AS: Exactly. A merchant or shopkeeper does not need to rely on the business of one customer alone, so he does not need to fawn over some worthless and spoiled noble brat. The merchant can tell the fellow to get lost, if wants to. But if that shopkeeper had been totally dependent on that one person, then he would need to learn the fine art of deference and groveling.
GHS: In James Boswell’s celebrated biography, he tells the story how of Samuel Johnson got angry at a lowly shoeblack who had the temerity to talk back to him. The shoeblack didn’t fear what Johnson might do in retaliation, because he had a lot of other customers. I think Johnson called the shoeblack’s behavior saucy and impertinent. Johnson goes on to blame the emergence of a commercial society for breaking down traditional class distinctions in England.
AS: I praised that new spirit of independence in the Wealth of Nations and elsewhere, as did most of my colleagues. We had had a bellyful of English arrogance. Most of the intellectuals who condemned the spirit of independence, which we regarded as essential to a free society, were English, not Scottish. By the way, James Boswell was a former student of mine.
GHS: How did you and other Scottish intellectuals feel about the English? Did you get along?
AS: There were some conflicts certainly, but we were great admirers of English culture. Who could not admire a culture that had produced Bacon, Newton, and Locke? They were our intellectual heroes, and the Scottish Enlightenment would have been impossible without them. Most of us loved living in England, especially in London, and we sometimes called ourselves North Britons rather than Scots.

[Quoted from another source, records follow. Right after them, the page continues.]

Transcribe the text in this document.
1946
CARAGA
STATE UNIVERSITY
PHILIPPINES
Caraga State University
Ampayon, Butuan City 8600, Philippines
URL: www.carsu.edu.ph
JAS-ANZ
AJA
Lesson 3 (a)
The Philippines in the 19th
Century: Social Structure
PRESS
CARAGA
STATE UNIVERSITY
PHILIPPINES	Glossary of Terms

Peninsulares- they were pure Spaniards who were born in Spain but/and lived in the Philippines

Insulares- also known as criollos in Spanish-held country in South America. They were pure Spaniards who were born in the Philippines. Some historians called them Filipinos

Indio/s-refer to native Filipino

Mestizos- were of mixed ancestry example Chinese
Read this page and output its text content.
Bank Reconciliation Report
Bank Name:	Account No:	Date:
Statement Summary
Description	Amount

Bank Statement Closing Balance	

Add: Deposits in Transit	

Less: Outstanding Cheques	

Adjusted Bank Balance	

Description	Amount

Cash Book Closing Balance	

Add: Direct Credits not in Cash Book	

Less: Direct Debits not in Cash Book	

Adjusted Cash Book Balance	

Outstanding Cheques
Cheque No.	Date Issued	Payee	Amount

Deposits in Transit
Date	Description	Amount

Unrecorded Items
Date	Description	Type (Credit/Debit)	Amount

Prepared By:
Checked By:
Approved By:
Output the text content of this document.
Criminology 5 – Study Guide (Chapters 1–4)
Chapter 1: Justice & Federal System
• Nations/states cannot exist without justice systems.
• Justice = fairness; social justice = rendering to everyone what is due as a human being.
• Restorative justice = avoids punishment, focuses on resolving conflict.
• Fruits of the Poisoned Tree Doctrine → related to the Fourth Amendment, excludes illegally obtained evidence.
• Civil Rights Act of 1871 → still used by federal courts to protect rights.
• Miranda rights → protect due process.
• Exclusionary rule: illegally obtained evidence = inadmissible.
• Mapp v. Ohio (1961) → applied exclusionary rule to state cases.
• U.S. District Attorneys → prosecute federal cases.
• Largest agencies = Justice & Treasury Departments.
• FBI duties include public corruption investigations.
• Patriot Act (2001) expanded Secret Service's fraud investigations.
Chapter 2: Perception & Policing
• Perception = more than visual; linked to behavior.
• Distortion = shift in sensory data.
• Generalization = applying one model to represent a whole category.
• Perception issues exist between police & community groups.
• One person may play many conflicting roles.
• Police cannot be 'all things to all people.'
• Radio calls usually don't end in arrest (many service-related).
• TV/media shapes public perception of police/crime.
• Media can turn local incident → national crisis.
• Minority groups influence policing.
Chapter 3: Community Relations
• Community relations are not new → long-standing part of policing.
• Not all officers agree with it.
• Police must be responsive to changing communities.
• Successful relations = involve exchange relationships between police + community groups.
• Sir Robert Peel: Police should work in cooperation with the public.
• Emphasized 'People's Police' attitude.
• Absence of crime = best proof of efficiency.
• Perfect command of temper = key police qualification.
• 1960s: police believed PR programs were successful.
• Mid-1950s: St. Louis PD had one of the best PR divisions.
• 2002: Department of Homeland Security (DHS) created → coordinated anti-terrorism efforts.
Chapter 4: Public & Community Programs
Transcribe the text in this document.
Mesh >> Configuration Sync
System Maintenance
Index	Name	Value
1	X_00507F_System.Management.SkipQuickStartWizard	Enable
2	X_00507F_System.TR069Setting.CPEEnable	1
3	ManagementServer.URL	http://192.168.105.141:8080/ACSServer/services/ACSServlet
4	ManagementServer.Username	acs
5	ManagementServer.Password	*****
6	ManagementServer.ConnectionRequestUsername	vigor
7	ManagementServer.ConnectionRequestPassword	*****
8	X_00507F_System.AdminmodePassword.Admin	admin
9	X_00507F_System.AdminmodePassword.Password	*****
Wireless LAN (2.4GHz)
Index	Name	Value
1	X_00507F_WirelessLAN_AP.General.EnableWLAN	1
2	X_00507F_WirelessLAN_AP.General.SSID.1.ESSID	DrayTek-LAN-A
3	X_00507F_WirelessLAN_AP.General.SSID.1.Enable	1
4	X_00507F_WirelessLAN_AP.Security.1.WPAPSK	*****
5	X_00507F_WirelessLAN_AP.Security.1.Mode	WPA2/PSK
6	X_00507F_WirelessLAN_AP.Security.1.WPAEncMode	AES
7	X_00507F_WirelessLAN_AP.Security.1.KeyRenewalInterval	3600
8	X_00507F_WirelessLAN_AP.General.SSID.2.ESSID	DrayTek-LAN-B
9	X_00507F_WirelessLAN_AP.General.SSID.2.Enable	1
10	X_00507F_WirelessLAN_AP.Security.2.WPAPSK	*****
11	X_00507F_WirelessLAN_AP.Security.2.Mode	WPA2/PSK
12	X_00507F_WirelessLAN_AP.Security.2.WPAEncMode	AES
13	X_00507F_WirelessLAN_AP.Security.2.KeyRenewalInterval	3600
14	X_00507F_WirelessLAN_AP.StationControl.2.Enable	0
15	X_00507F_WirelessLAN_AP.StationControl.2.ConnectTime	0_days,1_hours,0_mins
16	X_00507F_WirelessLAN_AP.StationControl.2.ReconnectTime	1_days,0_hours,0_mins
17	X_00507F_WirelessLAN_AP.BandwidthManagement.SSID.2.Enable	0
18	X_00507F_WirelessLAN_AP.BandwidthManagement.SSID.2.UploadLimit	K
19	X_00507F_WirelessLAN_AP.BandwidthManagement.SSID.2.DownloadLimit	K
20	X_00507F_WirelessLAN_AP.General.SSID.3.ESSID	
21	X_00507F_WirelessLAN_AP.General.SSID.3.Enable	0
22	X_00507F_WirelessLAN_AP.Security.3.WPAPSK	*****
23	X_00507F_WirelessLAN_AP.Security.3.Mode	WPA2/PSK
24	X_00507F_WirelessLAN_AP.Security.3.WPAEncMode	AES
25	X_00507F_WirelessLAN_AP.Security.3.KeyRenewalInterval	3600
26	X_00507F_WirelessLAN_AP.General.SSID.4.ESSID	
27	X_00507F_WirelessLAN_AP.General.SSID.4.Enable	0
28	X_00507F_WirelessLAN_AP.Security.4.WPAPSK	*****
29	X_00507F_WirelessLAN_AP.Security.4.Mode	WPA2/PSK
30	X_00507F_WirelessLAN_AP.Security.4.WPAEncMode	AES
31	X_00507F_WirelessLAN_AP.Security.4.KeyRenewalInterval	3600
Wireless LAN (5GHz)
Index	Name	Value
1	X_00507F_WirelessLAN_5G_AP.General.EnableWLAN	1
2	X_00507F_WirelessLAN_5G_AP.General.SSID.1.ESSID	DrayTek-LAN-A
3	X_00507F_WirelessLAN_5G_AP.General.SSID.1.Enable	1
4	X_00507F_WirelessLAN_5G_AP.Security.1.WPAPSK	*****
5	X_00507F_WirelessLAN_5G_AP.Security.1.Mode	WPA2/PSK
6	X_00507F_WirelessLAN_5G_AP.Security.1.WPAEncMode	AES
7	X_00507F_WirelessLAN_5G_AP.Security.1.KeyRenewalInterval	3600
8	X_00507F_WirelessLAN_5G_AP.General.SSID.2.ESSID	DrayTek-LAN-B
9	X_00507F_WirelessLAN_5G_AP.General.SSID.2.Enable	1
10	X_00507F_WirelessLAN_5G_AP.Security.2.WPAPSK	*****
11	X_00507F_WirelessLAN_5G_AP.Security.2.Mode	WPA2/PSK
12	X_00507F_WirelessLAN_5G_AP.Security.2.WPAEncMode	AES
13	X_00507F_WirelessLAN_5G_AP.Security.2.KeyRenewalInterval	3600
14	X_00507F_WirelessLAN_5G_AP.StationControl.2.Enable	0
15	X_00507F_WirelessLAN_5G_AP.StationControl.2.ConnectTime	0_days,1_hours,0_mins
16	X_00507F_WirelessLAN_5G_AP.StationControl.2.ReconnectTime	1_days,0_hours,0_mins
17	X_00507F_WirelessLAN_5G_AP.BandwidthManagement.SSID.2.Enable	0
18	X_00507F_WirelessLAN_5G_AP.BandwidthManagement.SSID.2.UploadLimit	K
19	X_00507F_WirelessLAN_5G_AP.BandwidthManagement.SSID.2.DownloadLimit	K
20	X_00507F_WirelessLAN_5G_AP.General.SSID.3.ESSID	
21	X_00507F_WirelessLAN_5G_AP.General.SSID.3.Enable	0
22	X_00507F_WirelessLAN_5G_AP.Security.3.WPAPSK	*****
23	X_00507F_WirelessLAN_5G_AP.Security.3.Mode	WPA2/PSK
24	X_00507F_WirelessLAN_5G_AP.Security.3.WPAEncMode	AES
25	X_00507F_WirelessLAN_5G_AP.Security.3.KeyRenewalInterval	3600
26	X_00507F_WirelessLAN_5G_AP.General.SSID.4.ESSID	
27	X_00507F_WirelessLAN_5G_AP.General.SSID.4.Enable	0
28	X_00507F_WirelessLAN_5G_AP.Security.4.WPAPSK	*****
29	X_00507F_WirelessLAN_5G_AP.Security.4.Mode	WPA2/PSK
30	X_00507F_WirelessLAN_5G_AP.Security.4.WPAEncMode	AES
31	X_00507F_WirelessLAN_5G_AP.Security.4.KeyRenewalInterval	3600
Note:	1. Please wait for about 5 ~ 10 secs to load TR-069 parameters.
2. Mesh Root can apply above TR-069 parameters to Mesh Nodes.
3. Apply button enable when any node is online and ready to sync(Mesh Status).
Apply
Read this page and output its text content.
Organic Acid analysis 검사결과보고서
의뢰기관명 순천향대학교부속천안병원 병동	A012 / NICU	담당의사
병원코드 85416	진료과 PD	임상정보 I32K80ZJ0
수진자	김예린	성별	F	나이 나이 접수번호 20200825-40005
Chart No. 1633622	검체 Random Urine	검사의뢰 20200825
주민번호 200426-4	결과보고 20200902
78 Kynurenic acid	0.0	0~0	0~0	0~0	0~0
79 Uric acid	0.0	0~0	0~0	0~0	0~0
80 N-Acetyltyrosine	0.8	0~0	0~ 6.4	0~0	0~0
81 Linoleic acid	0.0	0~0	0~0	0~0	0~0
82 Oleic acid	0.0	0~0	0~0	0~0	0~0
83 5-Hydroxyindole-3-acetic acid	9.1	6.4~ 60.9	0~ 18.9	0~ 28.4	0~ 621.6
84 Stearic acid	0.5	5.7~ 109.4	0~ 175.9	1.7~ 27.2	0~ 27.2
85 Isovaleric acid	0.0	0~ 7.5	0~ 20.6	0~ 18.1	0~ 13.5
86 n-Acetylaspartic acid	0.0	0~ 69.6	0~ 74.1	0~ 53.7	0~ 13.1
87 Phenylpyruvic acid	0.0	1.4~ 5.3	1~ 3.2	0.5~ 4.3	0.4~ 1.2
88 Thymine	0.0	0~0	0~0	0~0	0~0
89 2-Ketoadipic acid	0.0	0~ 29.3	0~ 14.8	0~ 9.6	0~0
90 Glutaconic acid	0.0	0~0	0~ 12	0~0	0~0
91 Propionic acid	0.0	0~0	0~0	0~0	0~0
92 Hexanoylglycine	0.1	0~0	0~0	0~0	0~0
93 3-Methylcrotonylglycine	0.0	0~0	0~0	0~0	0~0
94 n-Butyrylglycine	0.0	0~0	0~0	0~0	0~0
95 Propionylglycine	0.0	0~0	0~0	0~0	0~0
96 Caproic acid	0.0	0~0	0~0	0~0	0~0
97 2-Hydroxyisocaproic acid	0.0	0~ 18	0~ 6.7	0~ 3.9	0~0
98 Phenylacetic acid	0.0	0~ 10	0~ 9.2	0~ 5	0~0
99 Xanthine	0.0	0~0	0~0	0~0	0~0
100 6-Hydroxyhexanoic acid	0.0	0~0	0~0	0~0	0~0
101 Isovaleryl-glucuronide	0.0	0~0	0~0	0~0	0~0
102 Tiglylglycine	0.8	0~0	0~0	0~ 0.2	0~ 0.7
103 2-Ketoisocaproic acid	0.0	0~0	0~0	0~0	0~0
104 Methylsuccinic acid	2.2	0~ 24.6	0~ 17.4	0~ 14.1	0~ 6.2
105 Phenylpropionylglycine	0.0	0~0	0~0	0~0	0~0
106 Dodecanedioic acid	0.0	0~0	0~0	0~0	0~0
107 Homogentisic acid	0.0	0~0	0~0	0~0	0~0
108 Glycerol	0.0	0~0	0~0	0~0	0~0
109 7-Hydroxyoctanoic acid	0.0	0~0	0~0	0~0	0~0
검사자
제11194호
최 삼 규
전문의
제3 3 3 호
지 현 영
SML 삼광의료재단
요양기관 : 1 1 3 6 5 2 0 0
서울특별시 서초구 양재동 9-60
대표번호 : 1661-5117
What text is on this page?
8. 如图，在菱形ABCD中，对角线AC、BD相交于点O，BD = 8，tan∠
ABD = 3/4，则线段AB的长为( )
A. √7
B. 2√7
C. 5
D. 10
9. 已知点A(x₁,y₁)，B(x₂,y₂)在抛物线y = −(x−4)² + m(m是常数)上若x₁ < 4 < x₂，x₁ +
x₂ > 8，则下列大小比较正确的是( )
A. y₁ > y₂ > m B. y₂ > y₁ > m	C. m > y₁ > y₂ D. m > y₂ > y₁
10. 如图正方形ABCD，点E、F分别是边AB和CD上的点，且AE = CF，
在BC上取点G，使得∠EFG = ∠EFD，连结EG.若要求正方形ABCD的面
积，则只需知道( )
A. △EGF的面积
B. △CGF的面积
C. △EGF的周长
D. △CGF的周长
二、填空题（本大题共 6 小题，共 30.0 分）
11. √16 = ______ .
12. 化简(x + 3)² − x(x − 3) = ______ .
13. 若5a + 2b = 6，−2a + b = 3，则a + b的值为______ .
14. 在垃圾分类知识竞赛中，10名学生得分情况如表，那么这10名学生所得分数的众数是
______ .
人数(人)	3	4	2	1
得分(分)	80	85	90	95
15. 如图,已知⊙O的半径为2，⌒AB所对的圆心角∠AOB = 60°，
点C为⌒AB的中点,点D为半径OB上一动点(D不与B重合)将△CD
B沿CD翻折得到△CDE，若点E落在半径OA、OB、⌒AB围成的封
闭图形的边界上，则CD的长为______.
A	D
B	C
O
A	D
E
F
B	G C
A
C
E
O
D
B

One problem was our Scottish brogue and other verbal mannerisms. If you were in London with that brogue, you were instantly recognizable as a Scot. And this functioned like a green light for even the lowest of the lowlifes in London to ridicule you with an air of superiority, and perhaps even to assault you. Your achievements and your wealth counted for nothing. We were virulently despised.
The progress of Scotland had been swift, and there was considerable resentment after we had eclipsed England in intellectual achievements. As our middle class was moving up the social ladder, the English upper class was moving down. Many noble families had little left except a title, a sword, a crumbling castle they could not afford to maintain, and a bad attitude.
Some of us tried to learn to speak like good Englishman. As you may have heard, I had mixed success with my efforts. It became a source of some amusement among my students and friends to hear my unique blend of English and Scottish accents.
Mr. Hume refused to budge at all. He always spoke with a heavy brogue, and he had no intention of changing anything. He once wrote to me and expressed his desire to settle in either London or Paris. He preferred the intellectual culture of London over that of Paris, but he said—please excuse my language—he wasn’t about to take shit from anyone for being a Scot. I wrote back to tell him that I understood, but that he shouldn’t be too hard on the English. They were a great people, and their irrational prejudices against us would surely not last much longer.